Results are stored directly in mdata: per-fold scores in mdata.uns["CV_results"] and fold assignments in mdata.obs["CV_split"].
[3]:
mtopic.tl.select_n_topics(mdata, is_spatial=True, n_jobs=100)
mdata
[CV 1/5]
K=5 LL=-91026725.43 t=99.6s
K=20 LL=-90713726.23 t=85.9s
K=40 LL=-90646090.54 t=130.0s
K=60 LL=-90642637.90 t=136.5s
K=80 LL=-90606376.09 t=147.6s
K=100 LL=-90620322.06 t=173.6s
[CV 2/5]
K=5 LL=-91100362.62 t=72.7s
K=20 LL=-90729120.05 t=83.6s
K=40 LL=-90665581.19 t=124.2s
K=60 LL=-90653380.73 t=135.8s
K=80 LL=-90626111.80 t=148.7s
K=100 LL=-90636337.09 t=173.9s
[CV 3/5]
K=5 LL=-91106016.93 t=73.1s
K=20 LL=-90759045.79 t=80.6s
K=40 LL=-90689924.91 t=123.0s
K=60 LL=-90689185.89 t=134.8s
K=80 LL=-90650532.50 t=148.5s
K=100 LL=-90671487.12 t=172.3s
[CV 4/5]
K=5 LL=-91043043.41 t=74.7s
K=20 LL=-90714113.77 t=82.3s
K=40 LL=-90652713.76 t=123.6s
K=60 LL=-90643129.20 t=136.0s
K=80 LL=-90607425.34 t=148.1s
K=100 LL=-90618624.46 t=173.7s
[CV 5/5]
K=5 LL=-90886780.00 t=74.5s
K=20 LL=-90504830.00 t=82.2s
K=40 LL=-90429070.49 t=124.3s
K=60 LL=-90427087.91 t=137.3s
K=80 LL=-90390399.27 t=149.2s
K=100 LL=-90411502.93 t=173.3s
[3]:
MuData object with n_obs × n_vars = 4194 × 5025
obs: 'CV_split'
uns: 'CELLTYPE_COLOR', 'TOPIC_CELLTYPE', 'TOPIC_COLOR', 'CV_results'
obsm: 'coords'
2 modalities
rna: 4194 x 5000
prot: 4194 x 25Identifying the number of topics K#
Visualize the results with mtopic.pl.select_n_topics. The held-out log-likelihood increases with K — adding more topics always improves the score to some degree. Because the curve never turns down, we cannot simply pick the maximum. Instead, we look for the point of diminishing returns: the value of K beyond which additional topics bring only marginal improvement. To find this point automatically, a rational function is fitted to the curve and the onset of the plateau is identified as
the point where the slope drops to 5% of its peak value. The suggested K is shown on the plot and stored in mdata.uns["CV_fit_info"].
[4]:
mtopic.pl.select_n_topics(mdata)
Here, the recommended number of topics, based on held-out log-likelihood, is 26.
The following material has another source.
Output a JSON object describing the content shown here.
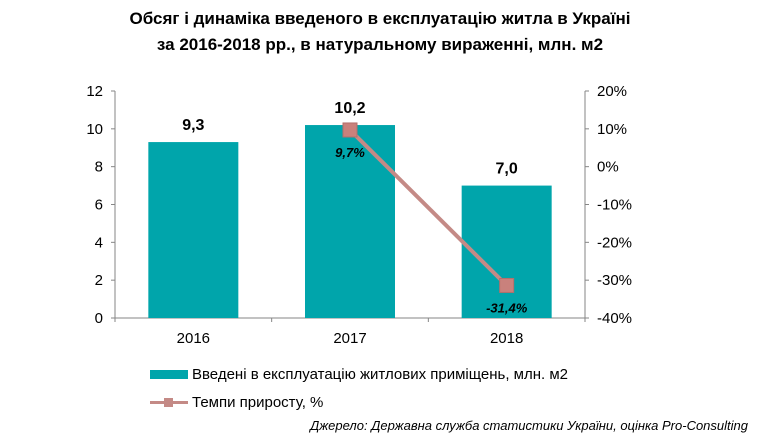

Treat the computed K as a guideline, feel free to select more/fewer topics if you expect more/less granularity.
Conclusions#
Cross-validation gives a principled, data-driven estimate of K, but it is expensive. Running a full grid of candidate values of K with multiple folds means fitting a lot of models per dataset — which can take some time depending on dataset size. The recommended K should be treated as a suggestion rather than a hard answer. For routine use, we recommend a lighter approach: train full models at a small set of values such as K = 20, 30, 50 and pick the one at which the topics best match the granularity you need — do they correspond to known cell types, tissue compartments, or regulatory programmes?